Topik relokasi massal di tengah masyarakat adalah sesuatu yang didiskusikan orang satu sama lain, Orang-orang yang berpendapat positif mengenai topik relokasi sering kali mengatakan, bahwa mereka ingin pergi ke Isabel atau Malaita, namun alternatif termudah sejauh ini adalah Honiara.

Ibu kota Kepulauan Solomon adalah tempat perpaduan bahasa dan budaya, dan Ada lebih dari 80.000 orang yang tinggal di sini. Ada universitas, akses internet, ada pasar yang menjual makanan segar, pakaian, dan barang elektronik.

Kota ini berjarak tiga hari perjalanan perahu dari Ontong Java, dan penduduk pulau telah pindah ke sini sejak awal tahun 60.

Pemukiman ini berada di antara jalan raya dan laut, dengan sungai di satu sisi dan rumah sakit di sisi lain. Terdapat lapangan sepak bola di tepi laut tempat anak-anak bertemu di sore hari untuk bermain, seperti yang mereka lakukan di atol.

Mereka merayakan hari libur, mengadakan pertemuan publik, dan menjaga budaya mereka tetap hidup.

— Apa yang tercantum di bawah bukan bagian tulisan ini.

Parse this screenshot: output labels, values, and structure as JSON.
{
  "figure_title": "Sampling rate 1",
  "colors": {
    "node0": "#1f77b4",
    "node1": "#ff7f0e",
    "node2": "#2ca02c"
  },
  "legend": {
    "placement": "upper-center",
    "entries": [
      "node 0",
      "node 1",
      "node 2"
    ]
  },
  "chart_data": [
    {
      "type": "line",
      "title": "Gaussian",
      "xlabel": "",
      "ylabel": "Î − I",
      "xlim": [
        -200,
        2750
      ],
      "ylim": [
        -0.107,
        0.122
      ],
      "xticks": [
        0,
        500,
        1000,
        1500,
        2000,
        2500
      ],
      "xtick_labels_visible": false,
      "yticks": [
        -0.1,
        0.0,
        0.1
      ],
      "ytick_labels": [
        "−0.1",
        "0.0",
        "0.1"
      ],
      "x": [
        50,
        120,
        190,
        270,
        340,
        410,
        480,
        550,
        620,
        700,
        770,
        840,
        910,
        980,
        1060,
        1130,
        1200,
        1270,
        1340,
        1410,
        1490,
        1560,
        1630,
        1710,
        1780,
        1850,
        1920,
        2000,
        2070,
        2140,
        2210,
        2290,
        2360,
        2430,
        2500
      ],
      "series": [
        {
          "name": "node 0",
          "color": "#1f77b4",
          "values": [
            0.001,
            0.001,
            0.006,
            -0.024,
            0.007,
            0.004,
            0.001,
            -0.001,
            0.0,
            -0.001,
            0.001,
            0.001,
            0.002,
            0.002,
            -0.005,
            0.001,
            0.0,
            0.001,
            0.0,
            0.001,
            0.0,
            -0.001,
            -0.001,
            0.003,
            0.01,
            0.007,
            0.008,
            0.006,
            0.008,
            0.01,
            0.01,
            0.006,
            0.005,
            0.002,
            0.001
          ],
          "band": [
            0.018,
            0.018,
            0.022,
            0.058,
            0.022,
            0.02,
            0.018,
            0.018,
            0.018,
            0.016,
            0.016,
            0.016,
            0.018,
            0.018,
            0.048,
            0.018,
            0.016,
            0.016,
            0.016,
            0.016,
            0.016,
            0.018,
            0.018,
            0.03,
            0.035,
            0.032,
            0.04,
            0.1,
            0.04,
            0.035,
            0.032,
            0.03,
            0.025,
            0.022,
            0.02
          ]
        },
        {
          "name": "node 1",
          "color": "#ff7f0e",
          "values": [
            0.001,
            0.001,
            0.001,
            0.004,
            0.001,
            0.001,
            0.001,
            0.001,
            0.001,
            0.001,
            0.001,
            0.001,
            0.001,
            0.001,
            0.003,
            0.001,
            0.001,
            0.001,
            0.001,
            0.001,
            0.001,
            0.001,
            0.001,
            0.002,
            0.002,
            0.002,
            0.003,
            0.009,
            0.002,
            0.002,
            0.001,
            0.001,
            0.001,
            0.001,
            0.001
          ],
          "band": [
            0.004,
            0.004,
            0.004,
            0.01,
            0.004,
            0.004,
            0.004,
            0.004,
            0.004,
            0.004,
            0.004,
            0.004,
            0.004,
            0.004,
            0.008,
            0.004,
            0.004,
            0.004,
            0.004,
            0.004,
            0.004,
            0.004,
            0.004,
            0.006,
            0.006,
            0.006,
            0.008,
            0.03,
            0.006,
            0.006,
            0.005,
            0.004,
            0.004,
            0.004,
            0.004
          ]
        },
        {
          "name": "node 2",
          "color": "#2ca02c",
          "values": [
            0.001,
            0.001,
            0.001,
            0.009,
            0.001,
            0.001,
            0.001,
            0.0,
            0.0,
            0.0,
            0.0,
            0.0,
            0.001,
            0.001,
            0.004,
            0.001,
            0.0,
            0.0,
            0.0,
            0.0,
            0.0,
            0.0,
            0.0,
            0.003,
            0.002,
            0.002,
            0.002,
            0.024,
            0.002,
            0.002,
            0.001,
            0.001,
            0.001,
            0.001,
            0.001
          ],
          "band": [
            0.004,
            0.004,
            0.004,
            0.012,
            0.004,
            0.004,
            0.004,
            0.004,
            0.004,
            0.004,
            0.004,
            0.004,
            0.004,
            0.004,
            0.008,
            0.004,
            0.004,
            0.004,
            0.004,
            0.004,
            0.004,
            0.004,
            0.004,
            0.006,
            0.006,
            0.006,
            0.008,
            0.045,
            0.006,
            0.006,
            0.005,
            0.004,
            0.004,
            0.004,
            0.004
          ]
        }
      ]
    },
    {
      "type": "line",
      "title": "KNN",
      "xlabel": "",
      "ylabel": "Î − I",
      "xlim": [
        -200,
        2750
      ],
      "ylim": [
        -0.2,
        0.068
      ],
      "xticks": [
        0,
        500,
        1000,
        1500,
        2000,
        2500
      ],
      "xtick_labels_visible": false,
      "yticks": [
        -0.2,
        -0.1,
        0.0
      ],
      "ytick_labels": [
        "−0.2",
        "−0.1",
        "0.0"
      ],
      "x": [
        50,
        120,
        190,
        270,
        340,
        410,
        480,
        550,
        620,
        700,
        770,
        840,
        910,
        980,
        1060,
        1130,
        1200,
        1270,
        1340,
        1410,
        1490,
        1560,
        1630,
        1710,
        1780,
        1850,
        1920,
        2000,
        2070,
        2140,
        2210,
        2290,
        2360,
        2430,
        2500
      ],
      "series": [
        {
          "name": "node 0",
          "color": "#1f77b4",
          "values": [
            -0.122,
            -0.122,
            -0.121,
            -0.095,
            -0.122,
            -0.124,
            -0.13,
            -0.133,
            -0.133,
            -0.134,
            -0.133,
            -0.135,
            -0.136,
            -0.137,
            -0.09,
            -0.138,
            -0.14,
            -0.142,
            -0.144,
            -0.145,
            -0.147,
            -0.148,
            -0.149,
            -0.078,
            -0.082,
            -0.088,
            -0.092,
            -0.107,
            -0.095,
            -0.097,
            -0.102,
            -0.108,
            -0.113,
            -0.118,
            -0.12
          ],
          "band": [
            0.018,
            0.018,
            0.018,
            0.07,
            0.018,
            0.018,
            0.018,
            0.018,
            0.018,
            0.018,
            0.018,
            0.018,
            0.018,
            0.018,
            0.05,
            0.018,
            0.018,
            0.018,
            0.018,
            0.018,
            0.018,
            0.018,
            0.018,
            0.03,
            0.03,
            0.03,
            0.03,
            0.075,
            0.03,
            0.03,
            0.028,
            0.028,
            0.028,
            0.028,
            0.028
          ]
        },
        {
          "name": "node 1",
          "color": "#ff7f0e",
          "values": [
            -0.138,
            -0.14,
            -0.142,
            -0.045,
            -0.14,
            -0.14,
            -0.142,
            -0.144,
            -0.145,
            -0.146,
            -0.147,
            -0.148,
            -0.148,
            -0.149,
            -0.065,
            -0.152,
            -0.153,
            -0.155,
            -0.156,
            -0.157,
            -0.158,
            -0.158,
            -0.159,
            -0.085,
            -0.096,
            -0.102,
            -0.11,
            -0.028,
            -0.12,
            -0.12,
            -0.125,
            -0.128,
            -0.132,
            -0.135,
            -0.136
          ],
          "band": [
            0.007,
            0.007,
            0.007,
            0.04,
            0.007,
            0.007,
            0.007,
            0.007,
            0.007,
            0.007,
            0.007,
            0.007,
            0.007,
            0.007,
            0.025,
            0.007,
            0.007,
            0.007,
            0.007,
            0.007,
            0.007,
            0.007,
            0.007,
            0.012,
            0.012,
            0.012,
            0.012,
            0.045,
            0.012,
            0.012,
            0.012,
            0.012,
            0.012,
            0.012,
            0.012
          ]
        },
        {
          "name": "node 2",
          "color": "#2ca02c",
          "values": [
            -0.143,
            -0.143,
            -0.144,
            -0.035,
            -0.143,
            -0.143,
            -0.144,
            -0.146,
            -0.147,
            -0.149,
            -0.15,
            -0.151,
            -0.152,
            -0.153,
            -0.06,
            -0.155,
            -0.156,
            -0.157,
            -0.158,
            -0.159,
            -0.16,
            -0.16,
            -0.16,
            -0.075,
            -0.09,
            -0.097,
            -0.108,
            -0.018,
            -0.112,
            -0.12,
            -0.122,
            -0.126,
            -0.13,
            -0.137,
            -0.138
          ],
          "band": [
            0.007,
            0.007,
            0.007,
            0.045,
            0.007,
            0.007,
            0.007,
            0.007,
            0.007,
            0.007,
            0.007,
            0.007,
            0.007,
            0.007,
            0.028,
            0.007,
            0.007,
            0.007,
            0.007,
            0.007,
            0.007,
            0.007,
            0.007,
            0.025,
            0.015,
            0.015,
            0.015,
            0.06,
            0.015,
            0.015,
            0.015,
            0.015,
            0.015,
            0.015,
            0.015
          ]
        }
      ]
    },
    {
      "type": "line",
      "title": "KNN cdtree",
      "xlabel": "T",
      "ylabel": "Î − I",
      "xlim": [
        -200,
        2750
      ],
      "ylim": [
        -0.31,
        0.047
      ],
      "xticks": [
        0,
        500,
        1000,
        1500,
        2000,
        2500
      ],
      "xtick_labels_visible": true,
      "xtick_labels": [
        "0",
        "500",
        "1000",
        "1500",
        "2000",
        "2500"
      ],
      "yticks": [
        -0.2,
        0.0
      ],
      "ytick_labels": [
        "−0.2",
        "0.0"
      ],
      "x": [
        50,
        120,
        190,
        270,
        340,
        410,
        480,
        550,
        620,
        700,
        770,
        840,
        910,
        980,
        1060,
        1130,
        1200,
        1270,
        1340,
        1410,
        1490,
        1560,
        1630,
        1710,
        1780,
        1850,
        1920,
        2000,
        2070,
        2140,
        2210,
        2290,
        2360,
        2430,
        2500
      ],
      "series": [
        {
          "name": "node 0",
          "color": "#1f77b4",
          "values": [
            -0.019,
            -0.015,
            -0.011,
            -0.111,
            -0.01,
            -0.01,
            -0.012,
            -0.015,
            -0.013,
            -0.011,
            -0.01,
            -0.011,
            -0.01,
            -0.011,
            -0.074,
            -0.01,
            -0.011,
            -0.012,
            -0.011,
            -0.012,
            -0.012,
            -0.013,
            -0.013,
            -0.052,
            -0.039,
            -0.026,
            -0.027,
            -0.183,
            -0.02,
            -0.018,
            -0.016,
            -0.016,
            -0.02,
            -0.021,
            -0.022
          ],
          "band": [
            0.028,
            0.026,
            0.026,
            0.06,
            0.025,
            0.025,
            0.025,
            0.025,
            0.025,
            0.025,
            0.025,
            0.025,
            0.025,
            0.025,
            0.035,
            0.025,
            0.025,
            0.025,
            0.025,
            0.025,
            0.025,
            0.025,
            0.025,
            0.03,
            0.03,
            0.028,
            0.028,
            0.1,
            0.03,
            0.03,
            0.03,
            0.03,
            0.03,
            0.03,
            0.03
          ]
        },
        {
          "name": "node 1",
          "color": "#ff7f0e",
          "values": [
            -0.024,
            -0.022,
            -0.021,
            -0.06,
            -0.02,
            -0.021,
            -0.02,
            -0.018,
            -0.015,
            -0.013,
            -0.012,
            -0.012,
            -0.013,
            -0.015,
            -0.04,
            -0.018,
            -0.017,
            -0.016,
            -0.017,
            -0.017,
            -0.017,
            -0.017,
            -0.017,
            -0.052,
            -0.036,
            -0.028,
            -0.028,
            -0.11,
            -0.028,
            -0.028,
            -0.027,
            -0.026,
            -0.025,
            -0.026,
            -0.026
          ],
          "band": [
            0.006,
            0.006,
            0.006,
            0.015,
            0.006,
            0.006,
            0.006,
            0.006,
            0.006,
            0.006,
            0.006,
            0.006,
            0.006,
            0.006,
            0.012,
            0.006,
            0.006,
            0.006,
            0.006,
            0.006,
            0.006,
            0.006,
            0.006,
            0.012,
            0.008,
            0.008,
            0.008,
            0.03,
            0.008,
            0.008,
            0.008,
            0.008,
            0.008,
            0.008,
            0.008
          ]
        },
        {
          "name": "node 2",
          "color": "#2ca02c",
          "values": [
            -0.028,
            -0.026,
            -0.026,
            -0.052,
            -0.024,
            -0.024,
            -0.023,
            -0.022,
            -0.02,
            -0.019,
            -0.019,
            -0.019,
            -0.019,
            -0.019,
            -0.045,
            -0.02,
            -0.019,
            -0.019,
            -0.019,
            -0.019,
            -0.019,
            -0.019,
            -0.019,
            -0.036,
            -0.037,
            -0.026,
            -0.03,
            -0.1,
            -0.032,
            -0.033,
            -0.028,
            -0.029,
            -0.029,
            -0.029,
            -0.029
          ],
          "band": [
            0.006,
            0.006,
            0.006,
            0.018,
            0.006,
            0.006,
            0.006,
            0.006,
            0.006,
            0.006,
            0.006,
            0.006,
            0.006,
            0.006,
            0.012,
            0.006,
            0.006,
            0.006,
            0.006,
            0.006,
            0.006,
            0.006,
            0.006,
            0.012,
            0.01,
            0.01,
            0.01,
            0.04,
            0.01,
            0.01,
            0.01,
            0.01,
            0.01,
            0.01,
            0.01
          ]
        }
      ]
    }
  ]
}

Namun banyak penduduk pulau yang menyatakan keprihatinannya, karena Adanya rumor tentang bahan kimia yang dibuang ke laut oleh rumah sakit, menyebabkan Laut semakin tercemar oleh semua limbah dan bahan organik yang dibuang ke sungai oleh masyarakat yang tinggal di hulu.

Bahkan saluran air dari pemukiman di atas mengalir secara terbuka melalui pemukiman dan berakhir di sungai ini. Banyak orang yang tinggal di sini bergantung pada sungai dan laut untuk sanitasi dan ini merupakan masalah kesehatan yang besar. Parahnya, Pemukiman tersebut dibangun di kawasan banjir, sehingga Saat hujan deras, sungai membanjiri jalan jalan, Menghembuskan drainase dan air kotor dari sungai ke jalan-jalan tempat anak-anak bermain dan perempuan memasak.

Penduduk pulau juga terkena penyakit tropis yang tidak ada di atoll, Seperti penyakit malaria dan demam berdarah yang menyebar dengan cepat.

Baca Juga: Mengunjungi Pulau Paling Ramai di Dunia

Komunitas seperti Ontong Java memang kecil, tapi jumlahnya banyak. Mayoritas orang yang pindah ke kota melakukannya untuk berkumpul dengan sanak saudara, bekerja, atau belajar. Ini adalah alasan terbesar untuk perpindahan ke kota.